Rather than set a trap, Warwick said they darted the bear on the ground. Then, the unexpected happened – the bear headed to the Gulf.

“I saw him stumble and I knew he’d never make the four-mile swim to the mainland. He would have drowned,” Warwick said.

Warwick ripped his shoes and work shirt off and hit the water to get in front of the groggy bear and turn him back to land. Roughly 40 yards offshore, Warwick watched as the bear’s head went in the water, then the bruin reared up on his hind legs and then fell over backward. The immobilization drug had taken effect.

Warwick got behind the bear, grabbed him by the scruff of the neck, got his head above water, and headed back to the bank with him in front of a gathering crowd.

“It was just a spur-of-the moment thing,” Warwick recalls. “I didn’t think about getting hurt. I just reacted.”
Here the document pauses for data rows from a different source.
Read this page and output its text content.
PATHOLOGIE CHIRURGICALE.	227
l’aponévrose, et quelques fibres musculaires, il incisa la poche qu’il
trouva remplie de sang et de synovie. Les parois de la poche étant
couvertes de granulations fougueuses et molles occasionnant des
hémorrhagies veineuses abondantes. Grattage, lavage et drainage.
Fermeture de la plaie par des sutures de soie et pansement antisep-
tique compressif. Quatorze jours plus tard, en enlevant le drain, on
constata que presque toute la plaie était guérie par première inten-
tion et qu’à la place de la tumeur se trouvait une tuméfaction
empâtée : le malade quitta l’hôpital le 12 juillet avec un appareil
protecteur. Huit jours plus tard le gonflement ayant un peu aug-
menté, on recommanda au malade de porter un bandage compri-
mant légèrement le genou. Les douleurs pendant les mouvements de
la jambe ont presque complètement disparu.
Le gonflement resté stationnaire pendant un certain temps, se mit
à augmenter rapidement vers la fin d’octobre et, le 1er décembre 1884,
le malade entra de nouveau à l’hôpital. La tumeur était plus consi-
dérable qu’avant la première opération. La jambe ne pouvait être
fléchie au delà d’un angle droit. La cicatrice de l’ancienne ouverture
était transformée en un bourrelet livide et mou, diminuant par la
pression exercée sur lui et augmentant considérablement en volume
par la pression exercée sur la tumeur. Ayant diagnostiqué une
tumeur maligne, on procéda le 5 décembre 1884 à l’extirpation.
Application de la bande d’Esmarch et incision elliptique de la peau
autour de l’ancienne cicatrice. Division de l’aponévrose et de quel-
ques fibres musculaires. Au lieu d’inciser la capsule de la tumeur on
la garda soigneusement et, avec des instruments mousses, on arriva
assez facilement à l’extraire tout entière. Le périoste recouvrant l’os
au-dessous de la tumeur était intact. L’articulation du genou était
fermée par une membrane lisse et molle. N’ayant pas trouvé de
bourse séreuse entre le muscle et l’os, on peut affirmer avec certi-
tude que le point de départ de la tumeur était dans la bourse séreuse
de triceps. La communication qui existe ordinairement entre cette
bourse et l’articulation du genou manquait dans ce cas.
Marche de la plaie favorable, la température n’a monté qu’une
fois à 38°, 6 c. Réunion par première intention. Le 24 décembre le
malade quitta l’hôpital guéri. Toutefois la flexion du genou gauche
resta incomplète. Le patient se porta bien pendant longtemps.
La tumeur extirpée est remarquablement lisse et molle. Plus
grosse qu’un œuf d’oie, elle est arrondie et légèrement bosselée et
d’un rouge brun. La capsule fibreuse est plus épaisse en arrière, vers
FWC Officer Travis Huckeba and a bystander approached with a boat to help but that startled the bear and they were forced to back away. Buoyed by the water, Warwick got the bear to shore. A local resident got a backhoe and they got the bear out of the water and to an FWC truck.

Later that evening, the bear was relocated to a remote area of the Osceola National Forest, near Lake City, and released.

Warwick came out of the event with some cuts to his feet from stepping on barnacle-encrusted chunks of concrete and one scratch from the bear’s claws.

When news of Warwick’s action hit the media, calls and requests for interviews poured in from around the United States, Europe and even Israel. Several women even made marriage proposals. Warwick, who is married and has a family, laughs about that part.

FWC commissioners later recognized Warwick for his heroic actions.